Cumartesi, Nisan 13, 2013

yaka paça ama sımsıkı İstanbul*


İçindeyken ufflayıp puffladığım ama yine de kürkçü dükkanı şehir.Yoğun temposunda ve kaosunda doğup büyümediğim için kendimi şanslı hissettiğim şehir.Sunduğu tüm olanaklara rağmen beni çoğu zaman seçeneksiz bırakan şehir.Barındırdığı enva-i çeşir uçurumlarıyla beni geren şehir.Şikayet edecek bi çok yönünü hep bulduğum ama hepsini tolare edebilen şehir.Hep radikal 'bu sefer dönmiycem'li biten cümlelerimin akabinde  noktalı virgülle tekrar kendisine bağlandığım şehir.Batıysa dibine kadar batı ,doğuysa dibine kadar doğu olan şehir.Limitlerimi çok zorlamaması,tüm zıtlıklarının beyin çeperlerime basınç uygulamaması ve adil olması için hep dua ettiğim şehir.Havaalanına adım atınca 'allahım şükürler olsun' dediğim şehir.Kocaman binaların ve alışveriş merkezlerinin istilası karşısında haline çok üzüldüğüm şehir.Evimi barındıran,mahallemi barındıran şehir.Bana ilk özgürlüğü yaşatan,ayaklarımı yere bastıran ve hep dikkatli olmayı tembihleyen şehir.Kendi karışıklığı gibi, kendisine beslediğim hisleri de mikserle karıştıran şehir.

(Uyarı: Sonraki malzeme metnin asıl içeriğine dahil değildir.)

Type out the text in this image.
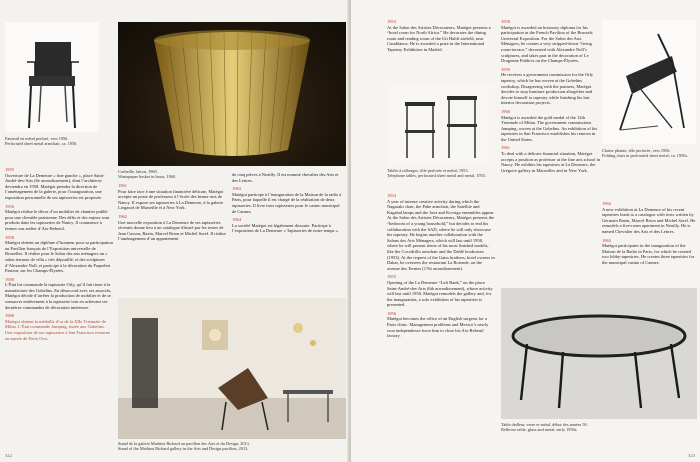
Fauteuil en métal perforé, vers 1956.
Perforated sheet metal armchair, ca. 1956.
Corbeille, laiton, 1960.
Wastepaper basket in brass, 1960.
1955
Ouverture de La Demeure « fine gauche », place Saint-André-des-Arts (6e arrondissement), dont l’architecte deviendra en 1958. Matégot prendra la direction de l’aménagement de la galerie, pour l’inauguration, une exposition personnelle de ses tapisseries est proposée.
1956
Matégot réalise le décor d’un mobilier de chantier publié pour une clientèle parisienne. Des défis et des enjeux sont produits dans les tapisseries de Nancy. Il commence à fermer son atelier d’Aix-Rebeuil.
1958
Matégot obtient un diplôme d’honneur pour sa participation au Pavillon français de l’Exposition universelle de Bruxelles. Il réalise pour le Salon des arts ménagers un « salon terrasse de villa » très dépouillé, et des sculptures d’Alexandre Noll, et participe à la décoration du Paquebot Pasteur, sur les Champs-Élysées.
1959
L’État lui commande la tapisserie Orly, qu’il fait tisser à la manufacture des Gobelins. En désaccord avec ses associés, Matégot décide d’arrêter la production de mobilier et de se consacrer entièrement à la tapisserie tout en achevant ses dernières commandes de décoration intérieure.
1960
Matégot obtient la médaille d’or de la XIIe Triennale de Milan. L’État commande Jumping, tissée aux Gobelins. Une exposition de ses tapisseries à San Francisco retourne au musée de Porto Orsi.
1961
Pour faire face à une situation financière délicate, Matégot accepte un poste de professeur à l’école des beaux-arts de Nancy. Il expose ses tapisseries à La Demeure, à la galerie Liegaurd de Marseille et à New York.
1962
Une nouvelle exposition à La Demeure de ses tapisseries récentes donne lieu à un catalogue illustré par les textes de Jean Cassou, Bazin, Marcel Brion et Michel Sorel. Il réalise l’aménagement d’un appartement
de cinq pièces à Neuilly. Il est nommé chevalier des Arts et des Lettres.
1963
Matégot participe à l’inauguration de la Maison de la radio à Paris, pour laquelle il est chargé de la réalisation de deux tapisseries. Il livre trois tapisseries pour le casino municipal de Cannes.
1964
La société Matégot est légalement dissoute. Participe à l’exposition de La Demeure « Tapisseries de notre temps ».
Stand de la galerie Mathieu Richard au pavillon des Arts et du Design, 2013.
Stand of the Mathieu Richard gallery in the Arts and Design pavilion, 2013.
322
1953
At the Salon des Artistes Décorateurs, Matégot presents a “hotel room for North Africa.” He decorates the dining room and reading room of the Uti Halifi airfield, near Casablanca. He is awarded a prize in the International Tapestry Exhibition in Madrid.
Tables à rallonges, tôle perforée et métal, 1953.
Telephone tables, perforated sheet metal and metal, 1953.
1954
A year of intense creative activity during which the Nagasaki chair, the Pahe armchair, the Satellite and Kagabal lamps and the Java and Kovirga ensembles appear. At the Salon des Artistes Décorateurs, Matégot presents the “bedroom of a young household,” but decides to end his collaboration with the SAD, where he will only showcase his tapestry. He begins another collaboration with the Salons des Arts Ménagers, which will last until 1958, where he will present items of his most finished models, like the Cocodrillo armchair and the Dahlé bookcases (1953). At the request of the Gaiss brothers, hotel owners in Dakar, he oversees the restaurant La Rotonde, on the avenue des Termes (17th arrondissement).
1955
Opening of the La Demeure “Left Bank,” on the place Saint-André-des-Arts (6th arrondissement), whose activity will last until 1958. Matégot remodels the gallery and, for the inauguration, a solo exhibition of his tapestries is presented.
1956
Matégot becomes the office of an English surgeon for a Paris clinic. Management problems and Mexico’s newly won independence force him to close his Aix-Rebeuil factory.
1958
Matégot is awarded an honorary diploma for his participation in the French Pavilion of the Brussels Universal Exposition. For the Salon des Arts Ménagers, he creates a very stripped-down “living room-terrace,” decorated with Alexandre Noll’s sculptures, and takes part in the decoration of Le Dragonne Publicis on the Champs-Élysées.
1959
He receives a government commission for the Orly tapestry, which he has woven at the Gobelins workshop. Disagreeing with the partners, Matégot decides to stop furniture production altogether and devote himself to tapestry while finishing his last interior decoration projects.
1960
Matégot is awarded the gold medal of the 12th Triennale of Milan. The government commissions Jumping, woven at the Gobelins. An exhibition of his tapestries in San Francisco establishes his renown in the United States.
1961
To deal with a delicate financial situation, Matégot accepts a position as professor at the fine arts school in Nancy. He exhibits his tapestries at La Demeure, the Grégoire gallery in Marseilles and in New York.
Chaise pliante, tôle perforée, vers 1956.
Folding chair in perforated sheet metal, ca. 1950s.
1962
A new exhibition at La Demeure of his recent tapestries leads to a catalogue with texts written by Germain Bazin, Marcel Brion and Michel Sorel. He remodels a five-room apartment in Neuilly. He is named Chevalier des Arts et des Lettres.
1963
Matégot participates in the inauguration of the Maison de la Radio in Paris, for which he created two lobby-tapestries. He creates three tapestries for the municipal casino of Cannes.
Table dedleur, verre et métal, début des années 50.
Bellevue table, glass and metal, early 1950s.
323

Bambaşka kara parçası üzerinde ele düşen Alex Webb kitapları sonrası İstanbul'u düşünmek.Aklına düşmesi ama bu düşme olumlu*mu olumsuz*mu anlam verememek.Sevip sevmediğini sorgulama.''Ne kadar sensin?''sorusuna aradığın cevap öbekleri.O cevapların netleşmemesi.İstanbul ile  ilgili huzursuzluğumun aslında gelip 'uçurumlara' dayanması.Annesiyle çöp toplayan  6-7 yaşlarında ki o çocuğun,çöpün içinden bi balon bulması sonrasında sonrasında mutluluğu ve o bakışlarının aylardır içorganlarımı deşmesi.O bakışların;beni, girdiğim her ortamda,her mekanda,her şehirde ara ara yoklaması.Evet İstanbul'la ilgili sorunlarım var.Dengesiyle,ibresiyle,her köşe başı başka bi manzara ile sınamaya tabi tutmasıyla ilgili sorumlarım var.Yutkunmalarımı arttıran gerçekleri var.Tamam,beni mutlu eden çokdan seçmeli bir hayatı var ama bu mutluluk yüksek ökçek bir huzur barındırmıyor.Mutlu eden bir şehir huzur veren bir şehir anlamına gelmiyor.Bazı şehirler vicdanımı zımparalıyor.Bazı şehirlerde kendinizin refah içinde olması da bi boka yaramıyor,yarayamaz.Bi sokak köpeğinin sayılan kemikleri deşer o mıçtığımının içsel huzurunuzu.Bazı şehirler 'bu dünyada sadece sen yaşamıyorsun' diye bas bas bağırır.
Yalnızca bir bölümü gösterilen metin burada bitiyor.